Total U.S. dairy demand has fallen by 12 percent to 15 percent since the COVID-19 outbreak, according to the Dairy Farmers of America.
About half of total demand comes via grocery store sales and the other half is derived from the food-services industry, which includes restaurants, hotels and airlines.
Estimates show that while demand at grocery stores has jumped roughly 20 percent since the outbreak, it has fallen by about 40 percent for food services.
The "biggest part of the problem has been the closure of restaurants, food service and avenues of distribution," Schmit said.
Making matters worse is that the largest export markets, including Southeast Asia and North Africa, have been shut down due to COVID-19.
The U.S. exported $6 billion of dairy in 2019, the highest in five years, according to the U.S. Dairy Export Council.
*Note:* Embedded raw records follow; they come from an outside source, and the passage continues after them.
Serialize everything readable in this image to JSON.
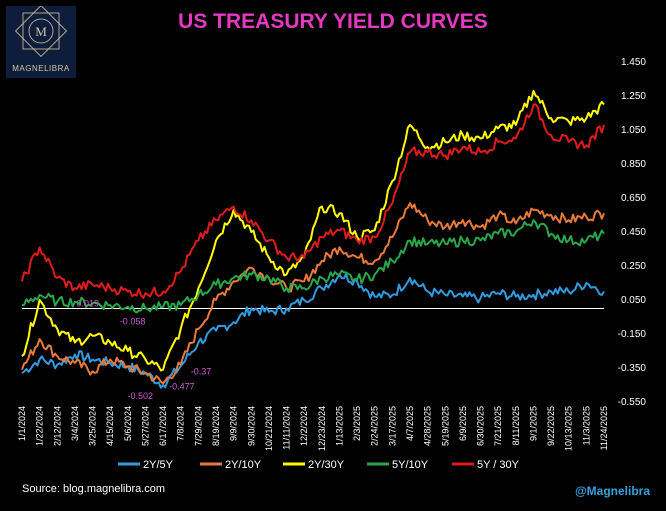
{
  "header": {
    "title": "US TREASURY YIELD CURVES",
    "logo_text": "MAGNELIBRA",
    "logo_monogram": "M"
  },
  "footer": {
    "source": "Source:  blog.magnelibra.com",
    "handle": "@Magnelibra"
  },
  "colors": {
    "title": "#e43ac2",
    "s2y5y": "#2f9be0",
    "s2y10y": "#ea7a3a",
    "s2y30y": "#ffff00",
    "s5y10y": "#27a84a",
    "s5y30y": "#e01b1b",
    "annotation": "#d15ed6",
    "handle": "#33a3e0"
  },
  "chart_data": {
    "type": "line",
    "title": "US TREASURY YIELD CURVES",
    "ylim": [
      -0.55,
      1.45
    ],
    "yticks": [
      "1.450",
      "1.250",
      "1.050",
      "0.850",
      "0.650",
      "0.450",
      "0.250",
      "0.050",
      "-0.150",
      "-0.350",
      "-0.550"
    ],
    "ytick_values": [
      1.45,
      1.25,
      1.05,
      0.85,
      0.65,
      0.45,
      0.25,
      0.05,
      -0.15,
      -0.35,
      -0.55
    ],
    "zero_line": 0.0,
    "legend_position": "bottom",
    "categories": [
      "1/1/2024",
      "1/22/2024",
      "2/12/2024",
      "3/4/2024",
      "3/25/2024",
      "4/15/2024",
      "5/6/2024",
      "5/27/2024",
      "6/17/2024",
      "7/8/2024",
      "7/29/2024",
      "8/19/2024",
      "9/9/2024",
      "9/30/2024",
      "10/21/2024",
      "11/11/2024",
      "12/2/2024",
      "12/23/2024",
      "1/13/2025",
      "2/3/2025",
      "2/24/2025",
      "3/17/2025",
      "4/7/2025",
      "4/28/2025",
      "5/19/2025",
      "6/9/2025",
      "6/30/2025",
      "7/21/2025",
      "8/11/2025",
      "9/1/2025",
      "9/22/2025",
      "10/13/2025",
      "11/3/2025",
      "11/24/2025"
    ],
    "series": [
      {
        "name": "2Y/5Y",
        "color": "#2f9be0",
        "values": [
          -0.38,
          -0.3,
          -0.33,
          -0.27,
          -0.3,
          -0.32,
          -0.34,
          -0.38,
          -0.45,
          -0.34,
          -0.2,
          -0.13,
          -0.08,
          0.0,
          -0.02,
          0.0,
          0.05,
          0.12,
          0.2,
          0.16,
          0.07,
          0.08,
          0.18,
          0.1,
          0.08,
          0.07,
          0.06,
          0.09,
          0.07,
          0.08,
          0.1,
          0.1,
          0.15,
          0.1
        ]
      },
      {
        "name": "2Y/10Y",
        "color": "#ea7a3a",
        "values": [
          -0.36,
          -0.18,
          -0.28,
          -0.32,
          -0.37,
          -0.3,
          -0.34,
          -0.38,
          -0.44,
          -0.33,
          -0.12,
          0.05,
          0.16,
          0.24,
          0.18,
          0.12,
          0.16,
          0.28,
          0.36,
          0.3,
          0.28,
          0.42,
          0.62,
          0.52,
          0.48,
          0.52,
          0.48,
          0.55,
          0.5,
          0.58,
          0.55,
          0.52,
          0.54,
          0.56
        ]
      },
      {
        "name": "2Y/30Y",
        "color": "#ffff00",
        "values": [
          -0.28,
          0.05,
          -0.12,
          -0.2,
          -0.16,
          -0.2,
          -0.25,
          -0.3,
          -0.36,
          -0.12,
          0.12,
          0.4,
          0.58,
          0.45,
          0.3,
          0.2,
          0.3,
          0.6,
          0.56,
          0.42,
          0.46,
          0.75,
          1.08,
          0.95,
          0.98,
          1.02,
          1.0,
          1.06,
          1.08,
          1.28,
          1.12,
          1.1,
          1.12,
          1.2
        ]
      },
      {
        "name": "5Y/10Y",
        "color": "#27a84a",
        "values": [
          0.02,
          0.08,
          0.04,
          0.04,
          0.03,
          0.02,
          0.01,
          0.0,
          0.01,
          0.02,
          0.08,
          0.14,
          0.18,
          0.2,
          0.18,
          0.12,
          0.12,
          0.18,
          0.2,
          0.17,
          0.2,
          0.28,
          0.4,
          0.38,
          0.38,
          0.4,
          0.4,
          0.44,
          0.45,
          0.52,
          0.44,
          0.4,
          0.4,
          0.44
        ]
      },
      {
        "name": "5Y / 30Y",
        "color": "#e01b1b",
        "values": [
          0.16,
          0.36,
          0.18,
          0.12,
          0.14,
          0.12,
          0.1,
          0.09,
          0.1,
          0.22,
          0.4,
          0.52,
          0.6,
          0.52,
          0.4,
          0.3,
          0.3,
          0.42,
          0.46,
          0.4,
          0.42,
          0.62,
          0.92,
          0.92,
          0.9,
          0.95,
          0.92,
          0.98,
          1.0,
          1.2,
          1.02,
          0.98,
          0.96,
          1.08
        ]
      }
    ],
    "annotations": [
      {
        "text": "0.019",
        "x": "3/25/2024",
        "y": 0.019
      },
      {
        "text": "-0.058",
        "x": "5/6/2024",
        "y": -0.058
      },
      {
        "text": "-0.37",
        "x": "7/8/2024",
        "y": -0.37
      },
      {
        "text": "-0.477",
        "x": "6/17/2024",
        "y": -0.477
      },
      {
        "text": "-0.502",
        "x": "5/27/2024",
        "y": -0.502
      }
    ]
  }
}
Anywhere from 12 percent to 70 percent of the U.S. milk crop is exported, whether it's in cheese, dried milk or whey form.
As part of the $2 trillion CARES Act, a bill passed by Congress to aid the individuals and businesses hardest hit by COVID-19, the Trump administration allocated $2 billion to U.S. farmers.
U.S. Department of Agriculture Secretary Sonny Perdue is scheduled to hold a press conference on Friday about the relief.
“At the direction of @RealDonaldTrump, @USDA is using all financial resources we have been given to develop a program that will include direct payments to farmers & ranchers hurt by COVID-19 & other procurement methods to help solidify the supply chain from producers to consumers,” Perdue tweeted on April 9.
While aid checks will help, what dairy farmers, and the rest of America, are hoping for is the economy to reopen and return to normal.
Until that happens, dairy farmers will continue to dump thousands of gallons of milk each day.
“We’re waiting to hear what the assistance is going to look like," Schmit said. "We know it’s coming, but for some of these dairymen, it can’t come soon enough."